Les nouveaux projets technologiques, quels qu’ils soient, sont devenus dans nos sociétés des sujets de débat. Certains le regrettent, pointant du doigt qui l’obscurantisme, qui l’immixtion d’ignorants dans des questions par nature complexes et souvent difficiles à maîtriser dans toutes leurs dimensions.

Votre rapporteur est pourtant convaincu que cette évolution majeure des sociétés occidentales est le fruit de leur mouvement de démocratisation. Là où nous connaissions une société hiérarchique, que cette hiérarchie soit sociale, ecclésiale, entrepreneuriale, politique ou scientifique, nous vivons aujourd’hui dans une société où tous les acteurs, tous les citoyens, toutes les associations souhaitent participer à la décision. Toute action publique doit être débattue et doit être capable de susciter un certain consensus pour voir le jour. C’est assurément une contrainte, mais c’est également une force.
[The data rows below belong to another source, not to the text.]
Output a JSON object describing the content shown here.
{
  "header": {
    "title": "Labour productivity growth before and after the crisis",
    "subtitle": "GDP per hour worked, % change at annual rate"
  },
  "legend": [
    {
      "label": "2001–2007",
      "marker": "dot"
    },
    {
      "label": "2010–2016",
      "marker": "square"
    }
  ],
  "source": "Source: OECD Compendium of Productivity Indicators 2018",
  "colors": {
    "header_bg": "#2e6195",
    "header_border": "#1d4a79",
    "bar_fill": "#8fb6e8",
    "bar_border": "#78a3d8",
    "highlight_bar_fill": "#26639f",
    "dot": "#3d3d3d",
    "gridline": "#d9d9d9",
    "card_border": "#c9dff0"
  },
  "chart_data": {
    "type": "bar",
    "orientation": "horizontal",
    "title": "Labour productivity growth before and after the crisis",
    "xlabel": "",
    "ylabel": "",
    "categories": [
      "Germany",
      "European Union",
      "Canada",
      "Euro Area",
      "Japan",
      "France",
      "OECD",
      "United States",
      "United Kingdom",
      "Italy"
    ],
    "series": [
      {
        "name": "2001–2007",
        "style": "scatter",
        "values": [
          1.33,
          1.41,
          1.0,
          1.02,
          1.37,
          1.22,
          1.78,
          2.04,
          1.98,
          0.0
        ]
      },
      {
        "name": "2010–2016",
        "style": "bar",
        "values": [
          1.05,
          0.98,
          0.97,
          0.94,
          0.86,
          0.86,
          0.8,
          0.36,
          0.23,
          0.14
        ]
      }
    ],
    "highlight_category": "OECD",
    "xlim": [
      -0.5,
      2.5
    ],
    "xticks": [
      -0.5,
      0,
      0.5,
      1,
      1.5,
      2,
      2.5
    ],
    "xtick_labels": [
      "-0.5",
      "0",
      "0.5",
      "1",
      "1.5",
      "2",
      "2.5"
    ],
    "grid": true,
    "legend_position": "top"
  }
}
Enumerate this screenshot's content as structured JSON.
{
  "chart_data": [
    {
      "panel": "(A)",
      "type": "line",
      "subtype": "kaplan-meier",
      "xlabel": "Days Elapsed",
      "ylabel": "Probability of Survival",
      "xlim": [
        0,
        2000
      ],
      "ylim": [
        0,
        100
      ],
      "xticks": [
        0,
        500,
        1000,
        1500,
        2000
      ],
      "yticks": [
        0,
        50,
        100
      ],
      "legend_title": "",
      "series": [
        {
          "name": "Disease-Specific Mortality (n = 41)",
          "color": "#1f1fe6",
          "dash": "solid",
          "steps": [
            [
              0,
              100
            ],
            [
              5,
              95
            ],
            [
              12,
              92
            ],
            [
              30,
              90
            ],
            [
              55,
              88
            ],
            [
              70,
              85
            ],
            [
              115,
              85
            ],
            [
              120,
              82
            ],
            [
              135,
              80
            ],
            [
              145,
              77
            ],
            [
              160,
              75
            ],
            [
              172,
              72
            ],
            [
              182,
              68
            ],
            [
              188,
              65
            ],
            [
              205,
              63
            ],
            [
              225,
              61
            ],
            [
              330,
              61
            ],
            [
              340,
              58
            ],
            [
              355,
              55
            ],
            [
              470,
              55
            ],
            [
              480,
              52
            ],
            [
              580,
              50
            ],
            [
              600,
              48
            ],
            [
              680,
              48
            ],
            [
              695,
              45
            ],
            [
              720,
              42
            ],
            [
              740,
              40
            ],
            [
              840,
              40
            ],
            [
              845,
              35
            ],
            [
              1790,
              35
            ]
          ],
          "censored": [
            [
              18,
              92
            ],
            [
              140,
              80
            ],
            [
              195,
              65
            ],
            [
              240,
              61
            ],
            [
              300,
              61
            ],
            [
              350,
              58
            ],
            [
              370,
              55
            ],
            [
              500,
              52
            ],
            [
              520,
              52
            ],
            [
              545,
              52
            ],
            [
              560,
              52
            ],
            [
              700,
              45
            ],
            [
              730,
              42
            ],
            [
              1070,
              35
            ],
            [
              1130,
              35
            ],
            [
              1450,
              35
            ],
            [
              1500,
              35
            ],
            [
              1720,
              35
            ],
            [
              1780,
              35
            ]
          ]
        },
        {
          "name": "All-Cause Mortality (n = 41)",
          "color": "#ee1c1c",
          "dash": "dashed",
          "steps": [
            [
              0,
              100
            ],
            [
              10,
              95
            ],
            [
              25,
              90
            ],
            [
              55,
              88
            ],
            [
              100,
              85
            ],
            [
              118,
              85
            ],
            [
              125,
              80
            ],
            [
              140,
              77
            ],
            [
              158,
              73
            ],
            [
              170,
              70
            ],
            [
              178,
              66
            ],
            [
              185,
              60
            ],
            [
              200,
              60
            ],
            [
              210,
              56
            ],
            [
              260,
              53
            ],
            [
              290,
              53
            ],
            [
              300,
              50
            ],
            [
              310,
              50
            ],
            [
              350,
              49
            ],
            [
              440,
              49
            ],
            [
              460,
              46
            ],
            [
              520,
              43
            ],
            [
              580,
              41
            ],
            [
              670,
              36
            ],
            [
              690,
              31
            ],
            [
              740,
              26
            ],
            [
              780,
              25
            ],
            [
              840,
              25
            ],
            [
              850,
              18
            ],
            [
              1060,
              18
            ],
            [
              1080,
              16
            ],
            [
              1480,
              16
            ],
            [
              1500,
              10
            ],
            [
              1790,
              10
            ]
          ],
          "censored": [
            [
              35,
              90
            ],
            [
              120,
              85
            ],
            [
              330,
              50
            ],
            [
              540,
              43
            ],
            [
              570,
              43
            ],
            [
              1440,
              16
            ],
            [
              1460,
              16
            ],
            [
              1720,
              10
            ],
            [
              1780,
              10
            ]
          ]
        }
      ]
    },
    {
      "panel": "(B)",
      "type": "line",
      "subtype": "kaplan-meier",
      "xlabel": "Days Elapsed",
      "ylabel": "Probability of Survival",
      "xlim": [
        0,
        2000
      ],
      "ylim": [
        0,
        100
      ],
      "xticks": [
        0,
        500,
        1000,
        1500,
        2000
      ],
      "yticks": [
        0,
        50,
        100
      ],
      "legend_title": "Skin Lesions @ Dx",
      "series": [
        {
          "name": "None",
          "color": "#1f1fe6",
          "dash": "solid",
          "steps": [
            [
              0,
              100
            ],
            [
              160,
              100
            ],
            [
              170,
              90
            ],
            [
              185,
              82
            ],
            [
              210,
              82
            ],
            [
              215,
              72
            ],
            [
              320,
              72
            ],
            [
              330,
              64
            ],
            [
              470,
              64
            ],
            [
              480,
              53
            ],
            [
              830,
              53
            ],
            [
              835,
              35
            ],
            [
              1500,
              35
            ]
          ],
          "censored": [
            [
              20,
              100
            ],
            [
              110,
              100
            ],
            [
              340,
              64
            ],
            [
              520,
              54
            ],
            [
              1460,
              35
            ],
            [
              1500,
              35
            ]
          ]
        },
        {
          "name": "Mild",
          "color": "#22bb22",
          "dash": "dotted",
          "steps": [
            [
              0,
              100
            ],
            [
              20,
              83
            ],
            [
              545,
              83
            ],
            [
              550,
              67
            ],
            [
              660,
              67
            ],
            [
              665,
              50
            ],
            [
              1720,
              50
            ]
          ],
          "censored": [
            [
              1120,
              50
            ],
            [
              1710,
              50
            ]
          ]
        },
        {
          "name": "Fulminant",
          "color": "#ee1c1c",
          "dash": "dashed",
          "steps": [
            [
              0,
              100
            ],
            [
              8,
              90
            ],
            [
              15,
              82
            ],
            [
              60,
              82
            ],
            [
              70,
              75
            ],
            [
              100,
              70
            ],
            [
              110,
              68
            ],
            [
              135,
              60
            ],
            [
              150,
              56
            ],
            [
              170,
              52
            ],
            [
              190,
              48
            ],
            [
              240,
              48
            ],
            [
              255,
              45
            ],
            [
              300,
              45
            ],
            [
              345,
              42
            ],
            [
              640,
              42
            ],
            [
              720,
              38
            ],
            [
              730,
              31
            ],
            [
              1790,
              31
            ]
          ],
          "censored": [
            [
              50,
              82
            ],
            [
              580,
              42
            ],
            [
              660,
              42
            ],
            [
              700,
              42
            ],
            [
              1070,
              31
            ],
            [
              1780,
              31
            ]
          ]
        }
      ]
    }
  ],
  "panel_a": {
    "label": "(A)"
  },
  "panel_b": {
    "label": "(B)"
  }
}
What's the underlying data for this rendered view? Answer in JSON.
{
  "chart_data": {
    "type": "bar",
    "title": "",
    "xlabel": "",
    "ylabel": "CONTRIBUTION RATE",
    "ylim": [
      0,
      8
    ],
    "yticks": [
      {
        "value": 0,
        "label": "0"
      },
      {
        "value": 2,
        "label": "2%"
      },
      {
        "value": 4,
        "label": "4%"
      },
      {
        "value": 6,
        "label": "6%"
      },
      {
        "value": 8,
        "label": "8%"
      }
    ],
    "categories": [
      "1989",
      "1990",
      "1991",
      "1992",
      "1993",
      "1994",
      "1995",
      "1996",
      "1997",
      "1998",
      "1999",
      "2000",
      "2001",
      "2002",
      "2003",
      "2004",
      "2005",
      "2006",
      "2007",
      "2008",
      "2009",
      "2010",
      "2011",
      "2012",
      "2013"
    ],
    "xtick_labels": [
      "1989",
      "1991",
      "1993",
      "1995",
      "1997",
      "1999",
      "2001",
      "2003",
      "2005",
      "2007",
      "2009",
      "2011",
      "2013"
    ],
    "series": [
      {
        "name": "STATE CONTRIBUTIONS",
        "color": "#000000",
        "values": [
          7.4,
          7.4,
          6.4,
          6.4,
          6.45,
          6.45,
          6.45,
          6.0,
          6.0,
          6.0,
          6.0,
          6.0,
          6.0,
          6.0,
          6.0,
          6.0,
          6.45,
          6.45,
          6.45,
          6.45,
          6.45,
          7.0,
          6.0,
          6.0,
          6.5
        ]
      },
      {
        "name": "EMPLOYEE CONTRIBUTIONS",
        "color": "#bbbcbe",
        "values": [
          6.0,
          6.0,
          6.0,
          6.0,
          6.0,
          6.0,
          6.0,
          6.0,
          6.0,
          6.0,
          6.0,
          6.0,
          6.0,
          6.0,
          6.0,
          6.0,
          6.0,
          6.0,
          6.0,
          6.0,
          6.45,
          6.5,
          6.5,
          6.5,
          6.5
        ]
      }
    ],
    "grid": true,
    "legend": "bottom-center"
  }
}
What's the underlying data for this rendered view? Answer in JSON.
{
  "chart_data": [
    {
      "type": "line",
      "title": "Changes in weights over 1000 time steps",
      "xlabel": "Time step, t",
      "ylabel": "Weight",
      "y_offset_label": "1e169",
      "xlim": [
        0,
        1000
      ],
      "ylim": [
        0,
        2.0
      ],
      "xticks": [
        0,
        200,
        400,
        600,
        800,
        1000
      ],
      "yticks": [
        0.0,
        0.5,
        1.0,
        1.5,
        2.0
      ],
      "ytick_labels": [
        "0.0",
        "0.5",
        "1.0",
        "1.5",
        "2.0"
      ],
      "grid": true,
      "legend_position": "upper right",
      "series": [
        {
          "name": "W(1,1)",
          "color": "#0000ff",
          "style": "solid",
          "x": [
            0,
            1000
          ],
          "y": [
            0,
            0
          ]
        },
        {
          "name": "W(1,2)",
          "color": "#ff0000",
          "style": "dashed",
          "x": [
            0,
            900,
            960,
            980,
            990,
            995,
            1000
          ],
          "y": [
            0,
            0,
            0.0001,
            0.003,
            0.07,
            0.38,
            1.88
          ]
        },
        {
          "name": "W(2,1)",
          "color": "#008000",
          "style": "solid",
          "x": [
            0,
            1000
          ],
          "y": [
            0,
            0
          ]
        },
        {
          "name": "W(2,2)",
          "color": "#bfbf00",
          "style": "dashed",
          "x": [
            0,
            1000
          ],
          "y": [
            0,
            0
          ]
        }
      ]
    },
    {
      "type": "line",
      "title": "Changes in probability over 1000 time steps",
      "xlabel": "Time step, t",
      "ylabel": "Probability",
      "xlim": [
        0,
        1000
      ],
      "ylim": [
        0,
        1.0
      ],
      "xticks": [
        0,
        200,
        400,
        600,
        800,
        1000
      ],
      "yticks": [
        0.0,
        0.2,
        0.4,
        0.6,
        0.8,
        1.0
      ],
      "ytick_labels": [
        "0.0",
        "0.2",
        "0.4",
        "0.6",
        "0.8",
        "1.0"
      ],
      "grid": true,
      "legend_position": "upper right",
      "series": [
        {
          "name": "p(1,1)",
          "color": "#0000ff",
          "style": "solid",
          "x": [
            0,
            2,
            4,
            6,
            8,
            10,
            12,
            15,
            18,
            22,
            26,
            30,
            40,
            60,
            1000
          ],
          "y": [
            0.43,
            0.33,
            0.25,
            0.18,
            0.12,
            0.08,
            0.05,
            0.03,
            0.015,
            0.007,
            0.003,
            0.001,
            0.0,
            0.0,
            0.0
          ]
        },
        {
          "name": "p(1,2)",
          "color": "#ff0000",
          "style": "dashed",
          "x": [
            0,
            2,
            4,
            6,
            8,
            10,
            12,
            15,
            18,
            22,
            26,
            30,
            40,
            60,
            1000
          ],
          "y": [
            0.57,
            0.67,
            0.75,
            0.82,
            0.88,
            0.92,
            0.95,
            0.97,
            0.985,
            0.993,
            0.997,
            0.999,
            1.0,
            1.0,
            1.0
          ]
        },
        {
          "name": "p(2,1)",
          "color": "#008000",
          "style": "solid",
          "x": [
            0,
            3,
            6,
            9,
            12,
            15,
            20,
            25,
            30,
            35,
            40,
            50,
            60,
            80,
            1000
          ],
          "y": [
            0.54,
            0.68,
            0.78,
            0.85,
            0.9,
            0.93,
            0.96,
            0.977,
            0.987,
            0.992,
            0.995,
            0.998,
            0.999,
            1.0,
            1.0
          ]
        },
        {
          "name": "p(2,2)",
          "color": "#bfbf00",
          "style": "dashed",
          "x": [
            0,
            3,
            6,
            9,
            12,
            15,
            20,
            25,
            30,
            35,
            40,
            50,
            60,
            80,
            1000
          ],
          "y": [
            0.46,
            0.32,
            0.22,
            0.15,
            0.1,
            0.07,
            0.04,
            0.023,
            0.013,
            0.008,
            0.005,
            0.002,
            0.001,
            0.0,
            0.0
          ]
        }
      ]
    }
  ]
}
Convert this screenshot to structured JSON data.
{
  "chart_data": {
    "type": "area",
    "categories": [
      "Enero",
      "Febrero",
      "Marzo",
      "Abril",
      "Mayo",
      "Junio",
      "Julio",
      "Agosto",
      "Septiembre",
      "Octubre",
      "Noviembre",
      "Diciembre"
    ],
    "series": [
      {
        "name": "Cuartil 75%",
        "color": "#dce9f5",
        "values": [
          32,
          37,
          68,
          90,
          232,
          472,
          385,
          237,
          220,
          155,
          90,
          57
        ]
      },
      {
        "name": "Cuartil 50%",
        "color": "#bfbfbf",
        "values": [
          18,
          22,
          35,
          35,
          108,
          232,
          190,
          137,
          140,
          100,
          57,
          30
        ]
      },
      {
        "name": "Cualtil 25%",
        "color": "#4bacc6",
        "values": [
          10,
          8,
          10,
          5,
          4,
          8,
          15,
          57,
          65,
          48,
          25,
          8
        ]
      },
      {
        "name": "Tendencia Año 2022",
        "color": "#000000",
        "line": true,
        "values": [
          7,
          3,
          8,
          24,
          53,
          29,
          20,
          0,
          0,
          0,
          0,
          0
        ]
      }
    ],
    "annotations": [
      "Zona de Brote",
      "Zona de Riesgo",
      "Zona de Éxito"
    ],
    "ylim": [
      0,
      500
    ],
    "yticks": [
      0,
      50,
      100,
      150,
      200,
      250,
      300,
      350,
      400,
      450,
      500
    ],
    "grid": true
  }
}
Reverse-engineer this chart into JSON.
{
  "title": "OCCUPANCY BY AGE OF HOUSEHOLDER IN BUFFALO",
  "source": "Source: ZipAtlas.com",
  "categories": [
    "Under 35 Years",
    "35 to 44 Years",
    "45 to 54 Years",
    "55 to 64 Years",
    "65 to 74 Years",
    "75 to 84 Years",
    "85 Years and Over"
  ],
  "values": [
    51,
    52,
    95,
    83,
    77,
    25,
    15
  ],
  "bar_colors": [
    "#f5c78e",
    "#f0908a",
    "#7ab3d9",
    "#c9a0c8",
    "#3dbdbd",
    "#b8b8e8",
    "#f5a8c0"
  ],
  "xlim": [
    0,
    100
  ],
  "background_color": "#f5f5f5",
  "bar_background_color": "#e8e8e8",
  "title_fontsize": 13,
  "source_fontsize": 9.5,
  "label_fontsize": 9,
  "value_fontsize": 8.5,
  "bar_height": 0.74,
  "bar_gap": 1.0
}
Là où le progrès scientifique s’imposait par lui-même comme une valeur supérieure, se pose aujourd’hui la question d’une science qui va peut- être plus vite que la société ou dans une direction qu’elle n’a pas souhaitée. La remise en cause de la valeur de la science peut être perçue, vécue ou voulue comme une mise en cause de l’idée de progrès. Elle est plus certainement encore une demande de gouvernance, de maîtrise et de participation. C’est un enjeu considérable pour nos sociétés technologiques.

Cette dynamique se nourrit et alimente deux préoccupations, récentes elles aussi : la préservation de l’environnement et la protection de la santé. Comme la démocratisation, ces préoccupations sont sources d’impératifs nouveaux mais également d’opportunités.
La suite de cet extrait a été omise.